Early MRD Monitoring in Younger Patients With MCL Posttransplant Predicts Outcomes

December 22, 2020 - Minimum residual disease negativity in the bone marrow and peripheral blood prior to autologous stem cell transplant predicts better progression-free survival and overall survival in younger patients with mantle cell lymphoma.

Minimum residual disease (MRD) negativity in the bone marrow and peripheral blood prior to autologous stem cell transplant (ASCT) predicts better progression-free survival (PFS) and overall survival (OS) in younger patients with mantle cell lymphoma (MCL), according to a final analysis of the phase 3 LyMa-MRD project that was presented during the 2020 ASH Annual Meeting and Exposition.

Post-ASCT MRD status was not quite as predictive for outcomes, particularly OS, but its predictive capacity was enhanced when combined with the results from positron emission tomography (PET), said presenting author Mary B. Callanan, PhD, from University Hospital F. Mitterand and Inserm UMR 1231.

In addition, the study shows that “rituximab maintenance provides longer PFS and OS regardless of MRD status pre- or post-ASCT, suggestive of continued, clinically relevant antitumor activity of rituximab against very rare residual circulating and/or ‘tissue-resident’ MCL cells,” she said.

Achieving MRD negativity in the bone marrow pre-ASCT was associated with significantly superior PFS compared with MRD positivity (median, 56.2 months vs 49.9 months; P = .0295) as well as significantly better OS (median, 60.8 months vs not reached; P = .0407).1

Achieving MRD negativity in the blood pre-ASCT was also associated with prolonged PFS compared with MRD-positive status (median: 60.8 vs. 34.9 months; P < .0001) as well as OS (median, 60.8 months vs. 39.6 months; P < .0001).

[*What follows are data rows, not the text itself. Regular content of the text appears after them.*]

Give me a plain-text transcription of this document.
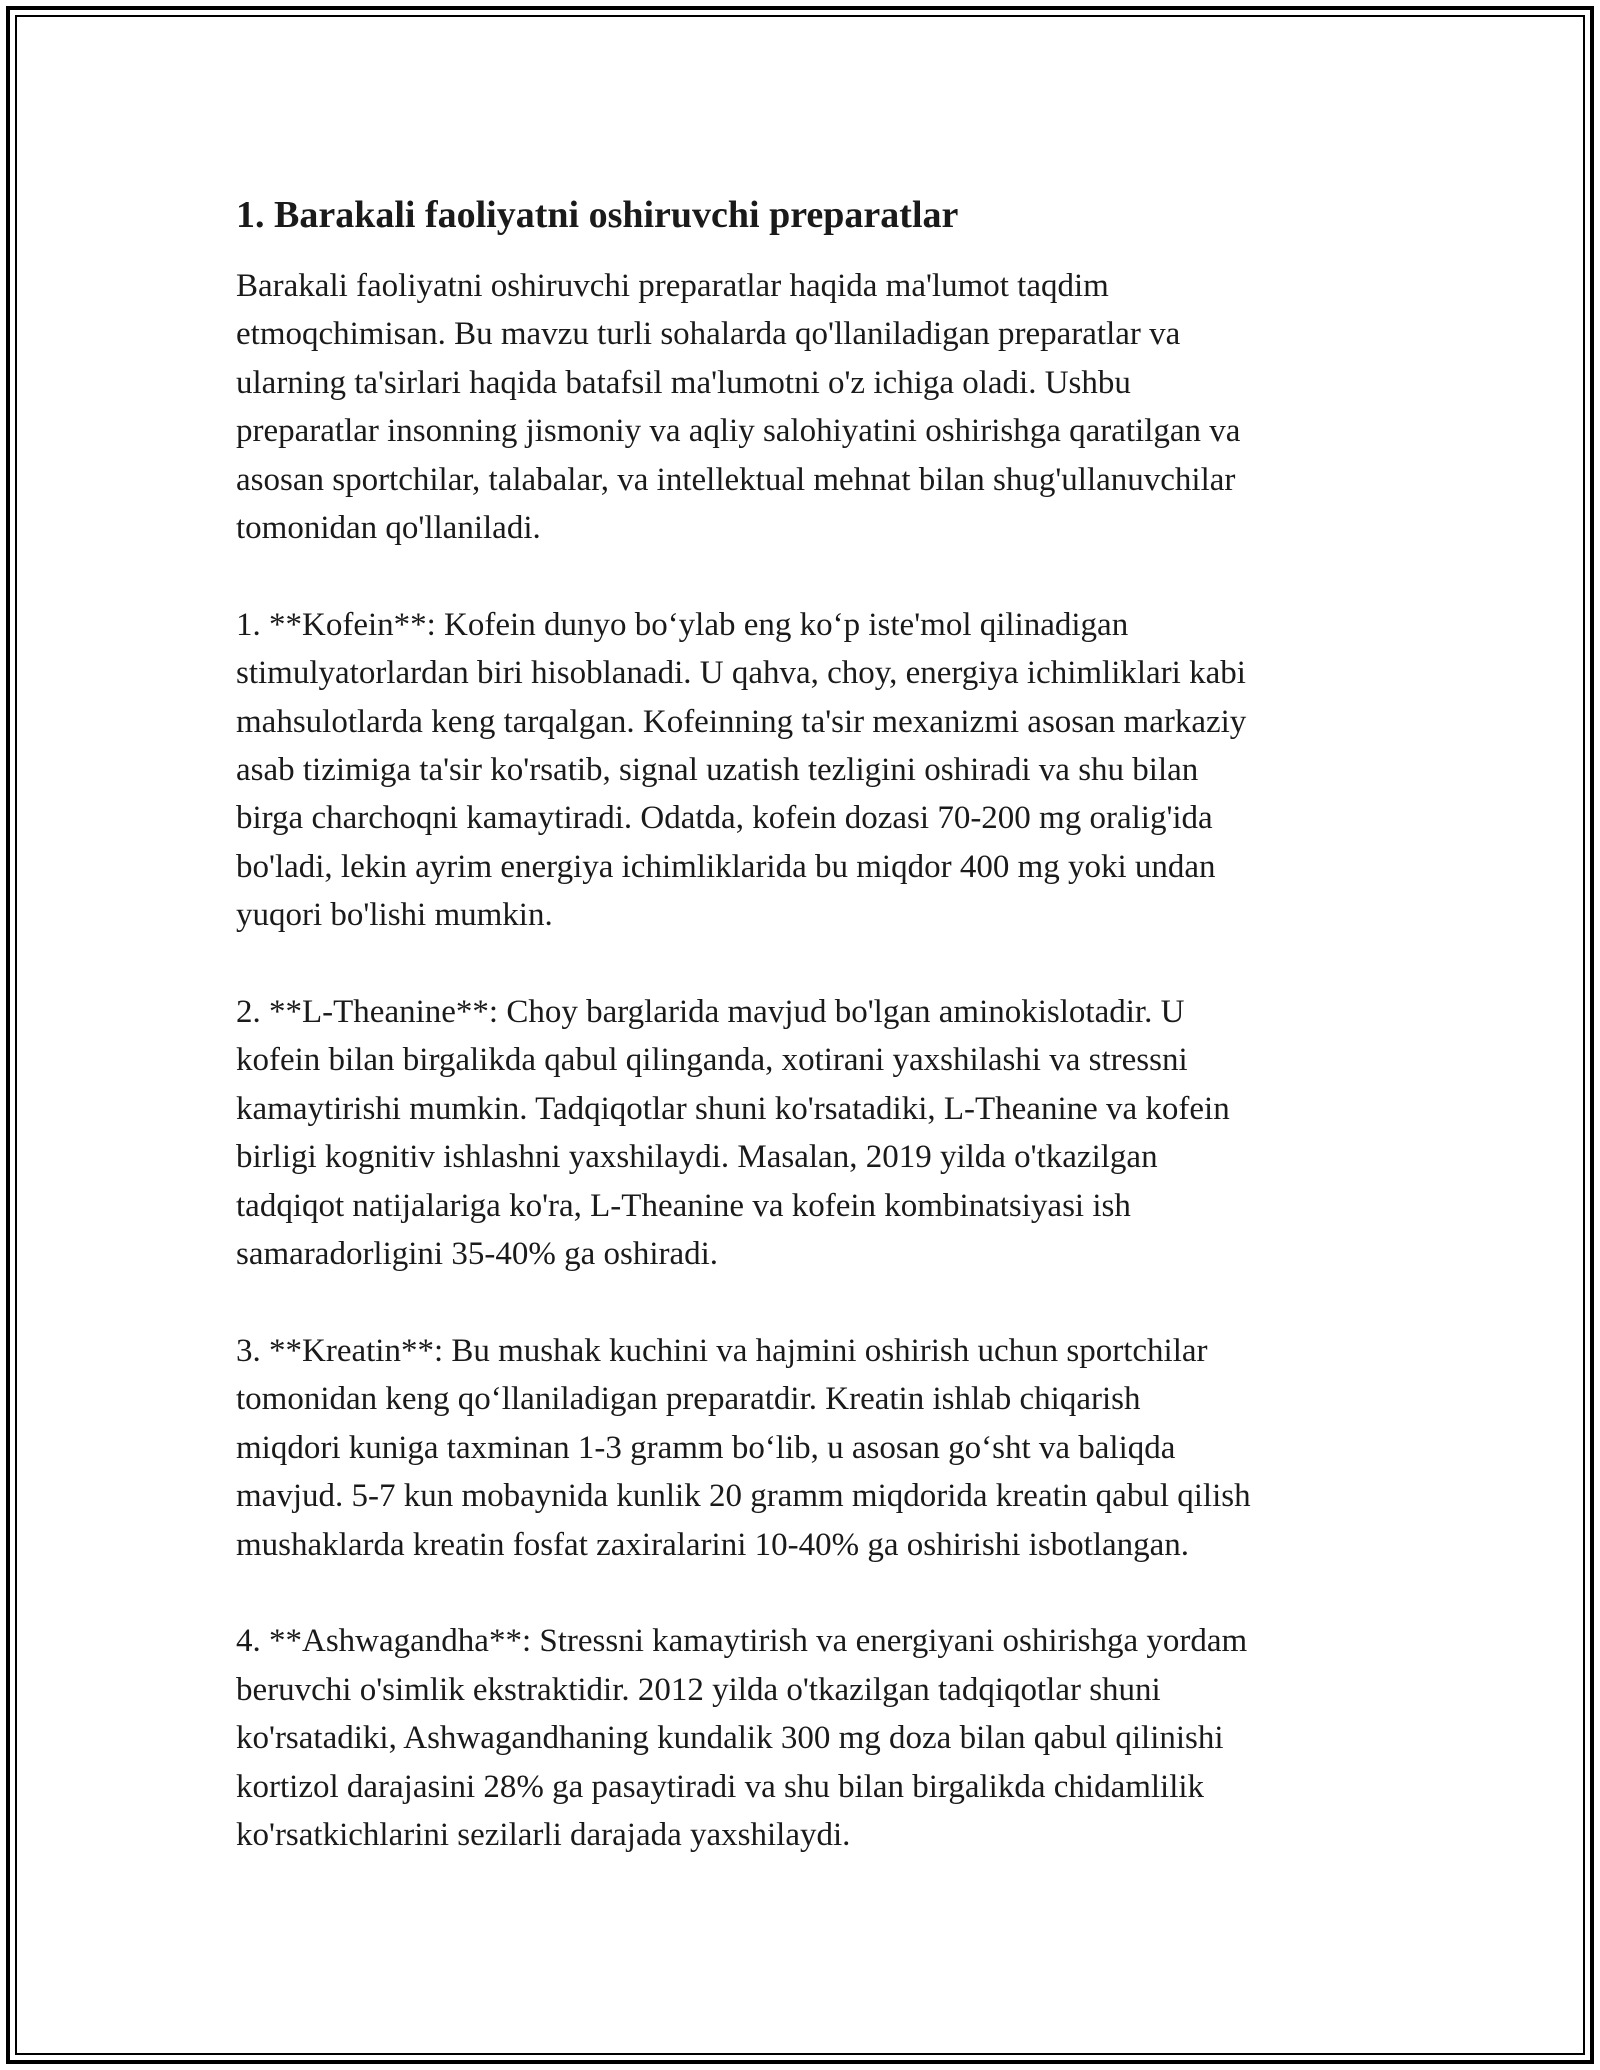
1. Barakali faoliyatni oshiruvchi preparatlar
Barakali faoliyatni oshiruvchi preparatlar haqida ma'lumot taqdim
etmoqchimisan. Bu mavzu turli sohalarda qo'llaniladigan preparatlar va
ularning ta'sirlari haqida batafsil ma'lumotni o'z ichiga oladi. Ushbu
preparatlar insonning jismoniy va aqliy salohiyatini oshirishga qaratilgan va
asosan sportchilar, talabalar, va intellektual mehnat bilan shug'ullanuvchilar
tomonidan qo'llaniladi.
1. **Kofein**: Kofein dunyo bo‘ylab eng ko‘p iste'mol qilinadigan
stimulyatorlardan biri hisoblanadi. U qahva, choy, energiya ichimliklari kabi
mahsulotlarda keng tarqalgan. Kofeinning ta'sir mexanizmi asosan markaziy
asab tizimiga ta'sir ko'rsatib, signal uzatish tezligini oshiradi va shu bilan
birga charchoqni kamaytiradi. Odatda, kofein dozasi 70-200 mg oralig'ida
bo'ladi, lekin ayrim energiya ichimliklarida bu miqdor 400 mg yoki undan
yuqori bo'lishi mumkin.
2. **L-Theanine**: Choy barglarida mavjud bo'lgan aminokislotadir. U
kofein bilan birgalikda qabul qilinganda, xotirani yaxshilashi va stressni
kamaytirishi mumkin. Tadqiqotlar shuni ko'rsatadiki, L-Theanine va kofein
birligi kognitiv ishlashni yaxshilaydi. Masalan, 2019 yilda o'tkazilgan
tadqiqot natijalariga ko'ra, L-Theanine va kofein kombinatsiyasi ish
samaradorligini 35-40% ga oshiradi.
3. **Kreatin**: Bu mushak kuchini va hajmini oshirish uchun sportchilar
tomonidan keng qo‘llaniladigan preparatdir. Kreatin ishlab chiqarish
miqdori kuniga taxminan 1-3 gramm bo‘lib, u asosan go‘sht va baliqda
mavjud. 5-7 kun mobaynida kunlik 20 gramm miqdorida kreatin qabul qilish
mushaklarda kreatin fosfat zaxiralarini 10-40% ga oshirishi isbotlangan.
4. **Ashwagandha**: Stressni kamaytirish va energiyani oshirishga yordam
beruvchi o'simlik ekstraktidir. 2012 yilda o'tkazilgan tadqiqotlar shuni
ko'rsatadiki, Ashwagandhaning kundalik 300 mg doza bilan qabul qilinishi
kortizol darajasini 28% ga pasaytiradi va shu bilan birgalikda chidamlilik
ko'rsatkichlarini sezilarli darajada yaxshilaydi.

The LyMa study enrolled 299 patients aged 18 to 65 years old with untreated newly diagnosed MCL who were treated with induction rituximab, dexamethasone, high-dose cytarabine, and salt platinum (R-DHAP) and ASCT, followed by randomization to rituximab maintenance every 2 months for 3 years or observation. The main outcome from LyMa was an improvement in event-free survival, PFS, and OS with rituximab maintenance compared with observation.2

In LyMa-MRD, 220 patients for whom MRD was evaluable pre- and posttransplant formed the cohort for the final analysis. MRD analysis was performed by gold standard quantitative polymerase chain reaction assays and interpreted according to EURO-MRD standardized guidelines in 3 French reference laboratories. MRD data for the survival analysis was generated from assays with a minimal sensitivity of 10-4.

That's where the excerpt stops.